W środę przed południem za euro płacono już ponad 4,84 zł, zł, frank szwajcarski kosztował ok. 4,93 zł, a dolar wyceniany był nieco powyżej 4,83 zł. Warto przypomnieć , że dzień wcześniej polska waluta ustanowiła rekord słabości względem dolara. Za amerykańską walutę płacono przez moment nawet 4,85 zł.
Czytaj więcej
Dolar był najsilniejszy wobec złotego od denominacji z lat 90. Pod bardzo silną presją znalazło się również euro. Jego kurs od parytetu z dolarem dzieliło już tylko kilka tysięcznych części centa.

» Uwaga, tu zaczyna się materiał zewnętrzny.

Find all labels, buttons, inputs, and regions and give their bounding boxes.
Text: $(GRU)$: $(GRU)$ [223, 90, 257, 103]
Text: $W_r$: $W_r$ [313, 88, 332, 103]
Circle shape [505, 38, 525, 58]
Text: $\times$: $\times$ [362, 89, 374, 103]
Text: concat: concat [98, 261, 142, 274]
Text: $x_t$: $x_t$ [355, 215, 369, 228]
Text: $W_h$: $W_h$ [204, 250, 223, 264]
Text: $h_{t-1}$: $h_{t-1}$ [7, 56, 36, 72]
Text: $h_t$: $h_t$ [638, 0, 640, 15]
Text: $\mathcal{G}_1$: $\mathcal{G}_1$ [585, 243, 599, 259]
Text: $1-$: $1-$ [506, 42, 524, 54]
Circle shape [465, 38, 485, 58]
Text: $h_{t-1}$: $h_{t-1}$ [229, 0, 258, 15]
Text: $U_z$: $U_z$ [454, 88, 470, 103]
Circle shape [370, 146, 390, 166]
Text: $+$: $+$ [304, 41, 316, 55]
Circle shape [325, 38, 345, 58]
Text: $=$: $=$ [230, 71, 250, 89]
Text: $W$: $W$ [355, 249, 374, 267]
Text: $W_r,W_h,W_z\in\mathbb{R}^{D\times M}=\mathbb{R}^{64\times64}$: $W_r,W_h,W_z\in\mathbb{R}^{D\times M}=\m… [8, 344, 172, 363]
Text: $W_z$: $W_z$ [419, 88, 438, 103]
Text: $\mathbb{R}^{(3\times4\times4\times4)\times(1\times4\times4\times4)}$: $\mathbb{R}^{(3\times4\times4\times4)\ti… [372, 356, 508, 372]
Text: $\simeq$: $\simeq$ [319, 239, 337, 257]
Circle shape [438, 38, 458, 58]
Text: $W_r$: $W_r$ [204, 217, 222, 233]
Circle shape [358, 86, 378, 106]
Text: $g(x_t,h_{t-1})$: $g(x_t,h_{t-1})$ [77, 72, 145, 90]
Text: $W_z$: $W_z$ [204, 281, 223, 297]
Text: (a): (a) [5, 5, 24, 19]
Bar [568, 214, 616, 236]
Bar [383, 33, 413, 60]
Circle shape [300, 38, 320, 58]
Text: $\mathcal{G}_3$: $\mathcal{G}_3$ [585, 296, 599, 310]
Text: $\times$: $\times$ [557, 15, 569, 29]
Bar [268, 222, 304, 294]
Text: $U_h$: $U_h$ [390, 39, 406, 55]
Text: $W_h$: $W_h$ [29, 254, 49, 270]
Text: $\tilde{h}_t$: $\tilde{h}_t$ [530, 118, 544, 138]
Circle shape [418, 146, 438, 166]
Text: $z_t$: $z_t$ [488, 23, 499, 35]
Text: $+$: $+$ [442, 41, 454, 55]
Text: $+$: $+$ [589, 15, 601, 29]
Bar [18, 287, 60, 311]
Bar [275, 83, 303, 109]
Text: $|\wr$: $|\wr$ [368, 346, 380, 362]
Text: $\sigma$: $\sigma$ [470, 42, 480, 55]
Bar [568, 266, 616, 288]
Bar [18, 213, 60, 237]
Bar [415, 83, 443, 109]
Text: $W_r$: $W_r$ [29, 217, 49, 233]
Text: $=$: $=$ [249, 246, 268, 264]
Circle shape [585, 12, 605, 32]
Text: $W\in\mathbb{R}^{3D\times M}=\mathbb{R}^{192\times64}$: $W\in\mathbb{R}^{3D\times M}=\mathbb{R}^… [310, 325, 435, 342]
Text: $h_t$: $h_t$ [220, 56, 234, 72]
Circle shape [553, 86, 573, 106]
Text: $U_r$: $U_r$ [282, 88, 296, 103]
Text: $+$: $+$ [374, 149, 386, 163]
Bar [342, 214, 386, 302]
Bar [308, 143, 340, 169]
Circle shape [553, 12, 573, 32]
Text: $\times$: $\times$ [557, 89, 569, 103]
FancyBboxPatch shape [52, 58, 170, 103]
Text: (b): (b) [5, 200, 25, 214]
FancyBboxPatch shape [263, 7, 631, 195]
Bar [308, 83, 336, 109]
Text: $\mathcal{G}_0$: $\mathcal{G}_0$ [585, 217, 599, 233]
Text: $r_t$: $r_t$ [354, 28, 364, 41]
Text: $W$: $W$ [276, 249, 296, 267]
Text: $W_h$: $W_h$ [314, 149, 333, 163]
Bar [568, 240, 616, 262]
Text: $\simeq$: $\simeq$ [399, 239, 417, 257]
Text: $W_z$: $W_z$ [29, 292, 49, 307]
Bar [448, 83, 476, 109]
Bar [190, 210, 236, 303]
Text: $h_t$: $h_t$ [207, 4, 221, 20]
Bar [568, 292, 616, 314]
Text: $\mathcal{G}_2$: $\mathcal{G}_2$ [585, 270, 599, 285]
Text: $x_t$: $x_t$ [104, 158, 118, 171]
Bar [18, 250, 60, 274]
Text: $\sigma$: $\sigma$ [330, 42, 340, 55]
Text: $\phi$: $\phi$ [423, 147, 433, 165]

Złoty w dalszym ciągu pozostaje mocno uzależniony od globalnych nastrojów, które nie są zbyt optymistyczne. Równocześnie nie pomagają czynniki lokalne w postaci zmniejszenia tempa podwyżek stóp procentowych i coraz większych obaw związanych ze nadchodzącym spowolnieniem gospodarczym. Inwestorzy niezbyt przychylnym okiem spoglądają również na euro, które systematycznie traci względem innych kluczowych walut. W efekcie kurs unijnej waluty osiągnął parytet wobec dolara. To efekt umacniającej się od dłuższego czasu amerykańskiej waluty, za którą przemawiają determinacja amerykańskiego banku centralnego w tłumieniu inflacji i całkiem odporna gospodarka USA, a także słabości euro, któremu nie pomaga widmo recesji w strefie euro. W środę rano wspólna waluta lekko się umocniła kosztowała 1,003 dol.